We arrived exactly on time (5:15 pm) and grandma was late. My Grandmother is never late. She is a beautiful elegant woman. Her face and eyes are slightly moist like glitter when she tells stories. She is a master story teller with a story for every single word, perhaps it is her Yiddish upbringing, or maybe coming from a different era of entertaining, but mostly i think it is her and her spectacular inner world.
Grandma enters and passes our table looking flustered in her black polar bear knee length jacket. Her cheeks are rosy from the cold and her eyelashes always twirl up a little framing her playful eyes.
“We are here,” I say. “Oh girls, I am so sorry I am late, you will never believe what happened,” she says.
She shows us her wrist watch like we have never seen one before.
As if we didn’t know a clock runs on gears and sprockets that from time to time need to be wound. As if people only from a certain era have the privilege of time stopping.
“It’s o.k.” we ordered already. We were eating dinner before going to see a play, my Gandmother’s gifting-tradition for as long as I can remember celebrating anything.
“Oh dear, I need to call Grandpa, I forgot to light the Chanukah menorah.” Grandma its o.k. you can light it when you get home.” She is not pleased with this answer and gets up to speak with the hostess. I see her motioning to the tea lights on the table asking for eight and explaining that she will have to leave them on the table and nobody can touch them until tomorrow.
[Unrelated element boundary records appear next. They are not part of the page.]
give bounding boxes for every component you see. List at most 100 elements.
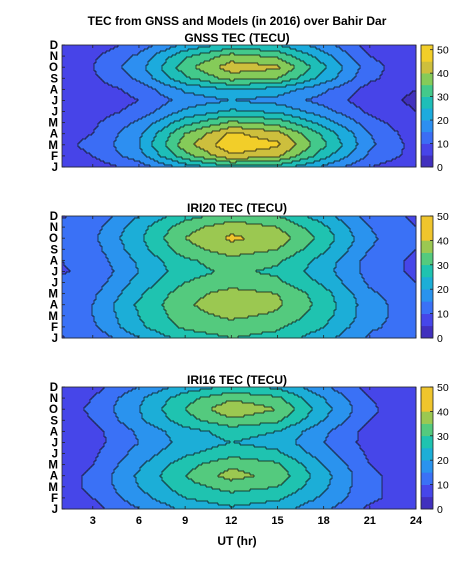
plot-frame: [61, 44, 417, 168]
y-tick-label: J: [52, 437, 58, 449]
colorbar-band: [421, 73, 433, 86]
x-tick-label: 15: [271, 515, 283, 527]
contour-lines: [62, 216, 416, 338]
y-tick-label: J: [52, 278, 58, 290]
y-tick-label: A: [50, 84, 58, 96]
y-tick-label: J: [52, 449, 58, 461]
colorbar-band: [421, 108, 433, 121]
colorbar-band: [421, 155, 433, 168]
y-tick-label: J: [52, 107, 58, 119]
colorbar-band: [421, 484, 433, 498]
y-tick-label: S: [50, 415, 58, 427]
plot-frame: [61, 215, 417, 339]
y-tick-label: F: [51, 151, 58, 163]
colorbar-tick-label: 50: [437, 45, 449, 57]
y-tick-label: J: [52, 333, 58, 345]
x-tick-label: 24: [410, 515, 423, 527]
x-tick-label: 18: [318, 515, 330, 527]
y-tick-label: M: [48, 460, 58, 472]
colorbar-tick-label: 50: [437, 382, 449, 394]
colorbar-band: [421, 423, 433, 437]
colorbar-band: [421, 264, 433, 278]
colorbar-tick-label: 20: [437, 115, 449, 127]
y-tick-label: J: [52, 95, 58, 107]
y-tick-label: M: [48, 482, 58, 494]
colorbar-tick-label: 30: [437, 92, 449, 104]
colorbar-tick-label: 0: [437, 504, 443, 516]
y-tick-label: M: [48, 140, 58, 152]
y-tick-label: O: [49, 404, 58, 416]
panel-title-iri16: IRI16 TEC (TECU): [187, 373, 287, 387]
x-tick-label: 21: [364, 515, 376, 527]
x-tick-label: 3: [90, 515, 96, 527]
colorbar-tick-label: 10: [437, 309, 449, 321]
colorbar-band: [421, 131, 433, 144]
x-tick-label: 12: [225, 515, 237, 527]
x-axis-label: UT (hr): [217, 534, 256, 548]
colorbar: 0 10 20 30 40 50: [420, 44, 449, 174]
colorbar-band: [421, 301, 433, 314]
colorbar-band: [421, 387, 433, 412]
colorbar-band: [421, 216, 433, 241]
colorbar-band: [421, 84, 433, 97]
y-tick-label: J: [52, 504, 58, 516]
y-tick-label: N: [50, 222, 58, 234]
colorbar-tick-label: 40: [437, 68, 449, 80]
y-tick-label: S: [50, 244, 58, 256]
y-tick-label: F: [51, 322, 58, 334]
colorbar-band: [421, 289, 433, 302]
colorbar-band: [421, 45, 433, 62]
colorbar-tick-label: 30: [437, 260, 449, 272]
colorbar-tick-label: 20: [437, 455, 449, 467]
y-tick-label: O: [49, 62, 58, 74]
y-tick-label: J: [52, 162, 58, 174]
x-tick-label: 6: [136, 515, 142, 527]
y-tick-label: M: [48, 289, 58, 301]
colorbar: 0 10 20 30 40 50: [420, 211, 449, 345]
y-tick-label: A: [50, 471, 58, 483]
colorbar-tick-label: 10: [437, 139, 449, 151]
contour-fill: [62, 45, 417, 168]
colorbar-band: [421, 460, 433, 473]
y-tick-label: A: [50, 426, 58, 438]
colorbar-band: [421, 411, 433, 424]
y-tick-label: D: [50, 40, 58, 52]
colorbar-band: [421, 120, 433, 133]
colorbar-band: [421, 277, 433, 290]
colorbar-band: [421, 496, 433, 510]
contour-lines: [81, 387, 383, 509]
colorbar-tick-label: 40: [437, 235, 449, 247]
colorbar-band: [421, 252, 433, 266]
y-tick-label: A: [50, 300, 58, 312]
y-tick-label: D: [50, 211, 58, 223]
colorbar-band: [421, 61, 433, 74]
colorbar-band: [421, 448, 433, 461]
y-tick-label: A: [50, 129, 58, 141]
y-tick-label: M: [48, 311, 58, 323]
colorbar-tick-label: 20: [437, 284, 449, 296]
colorbar-band: [421, 240, 433, 253]
y-tick-label: O: [49, 233, 58, 245]
contour-fill: [62, 387, 417, 510]
plot-frame: [61, 386, 417, 510]
contour-lines: [77, 45, 416, 167]
colorbar-tick-label: 10: [437, 480, 449, 492]
colorbar-tick-label: 50: [437, 211, 449, 223]
colorbar-band: [421, 435, 433, 449]
colorbar-band: [421, 325, 433, 339]
colorbar-band: [421, 143, 433, 156]
y-tick-label: F: [51, 493, 58, 505]
y-tick-label: J: [52, 266, 58, 278]
x-tick-label: 9: [182, 515, 188, 527]
panel-title-iri20: IRI20 TEC (TECU): [187, 201, 287, 215]
colorbar-tick-label: 30: [437, 431, 449, 443]
colorbar-band: [421, 472, 433, 485]
figure-title: TEC from GNSS and Models (in 2016) over …: [88, 14, 387, 28]
contour-fill: [62, 216, 417, 339]
colorbar-tick-label: 40: [437, 406, 449, 418]
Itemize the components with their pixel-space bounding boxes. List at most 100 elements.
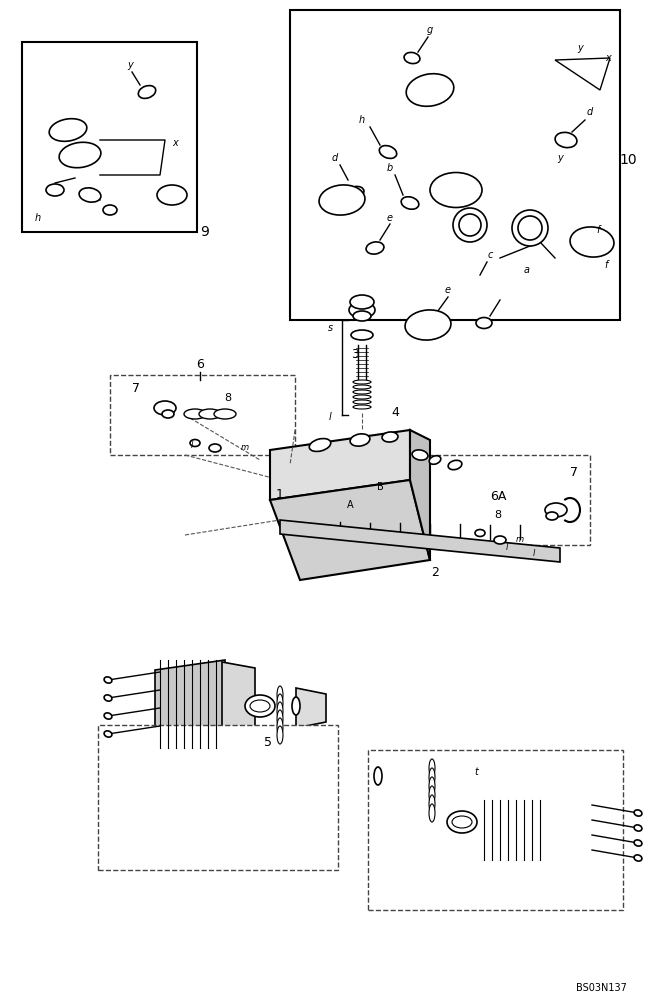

The waitress apologizes and shakes her head no.
Grandma comes back to the table looking worried and begins calling Grandpa again. The hostess returns with a little electric candle in her hand saying she needs to light this evening’s candle, perhaps we would like to do it and say the blessings.
Grandma jumps up and says, “Oh yes, come on girls.” We follow Grandma to the front of the restaurant one of us on each of her sides. We lean over the juice bar and huddle close as she screws in the light. She begins singing and we join in as does the young girl behind the juice bar and the table behind us.
The electric flame glows though it is our faces that are warm and burn. The blessing says that “throughout the eight days of Chanukah, these lights are sacred, and we are not permitted to make use of them, but only to look at them, in order to offer thanks and praise for the miracle.” From my belly tonight I can say, Amen.